Runny nose and congestion can last 7-10 days, along with some cough. The barking cough and stridor episodes typically are at their worst only 1-2 nights before getting better.


Treatment for croup episodes

  • Traditional treatment has been to breathe water vapor, though recent research suggests that this may not be of any benefit. Take the child into the bathroom and run hot water to steam up the room and let the child breathe the steam. Try to keep your child calm.
  • You can also try taking the child out into cool night air or letting the child breathe air in front of your freezer. If you have a humidifier (not a hot vaporizer), you can let your child breathe the mist from it.
  • If your child worsens or does not improve after 15-20 minutes, then she may need to be evaluated at an emergency room. If your child turns passes out, has extreme difficulty breathing and/or is turning blue, call 911.

General treatment

  • Steroids have become standard treatment for croup, even mild cases. Steroids have been shown to prevent mild croup from becoming severe. Sometimes one dose is given, either orally or as an injection, and sometimes it is given for several days.
  • Acetaminophen or ibuprofen can be given for fever or discomfort.
  • Cough and cold medicines do not usually help children under the age of 5 and can have side effects. They usually do not help with croup.
  • Children over 4 can suck on hard candy or cough drops if they help. Younger children can try 1/2 to 1 teaspoon of corn syrup for the cough.
  • Warm, clear fluids can help with congestion and sometimes cough.
  • A humidifier may help.
  • Most young children who are ill have decreased appetite. It is generally OK if your child does not eat much, as long as she has adequate fluid intake. Adequate fluid intake in a young child means being able to make some urine at least every 6-8 hours, though it may not be as much urine as usual.
  • Children with croup require close observation. Since symptoms are worse at night, many parents feel more comfortable sleeping in the same room with their child when the symptoms are at their worst.
  • Antibiotics do not treat croup viruses.
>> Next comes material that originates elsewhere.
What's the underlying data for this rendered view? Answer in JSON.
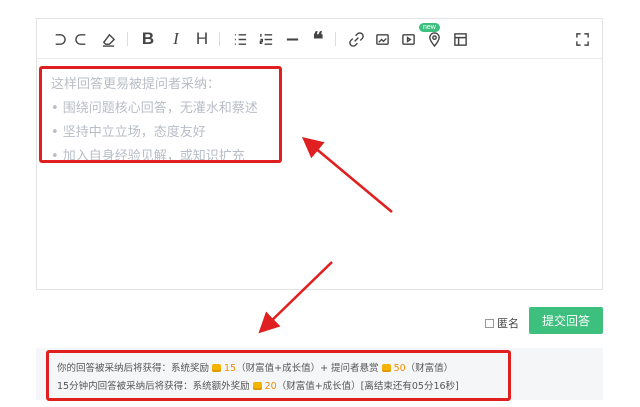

Complications are similar to other respiratory viruses and include otitis media (ear infections), sinusitis, and pneumonia. Severe croup, as noted, may lead to breathing difficulties or respiratory arrest.


Like other viral diseases, the primary means of prevention is handwashing and good hygiene. Croup viruses are spread through respiratory secretions.

Return to daycare or school

Croup is contagious, but like other viral illnesses the spread of the infection is almost impossible to prevent. Your child should stay home while she has a fever and while she has significant cough. Your child can return to daycare or school when she feels better and is drinking well on her own.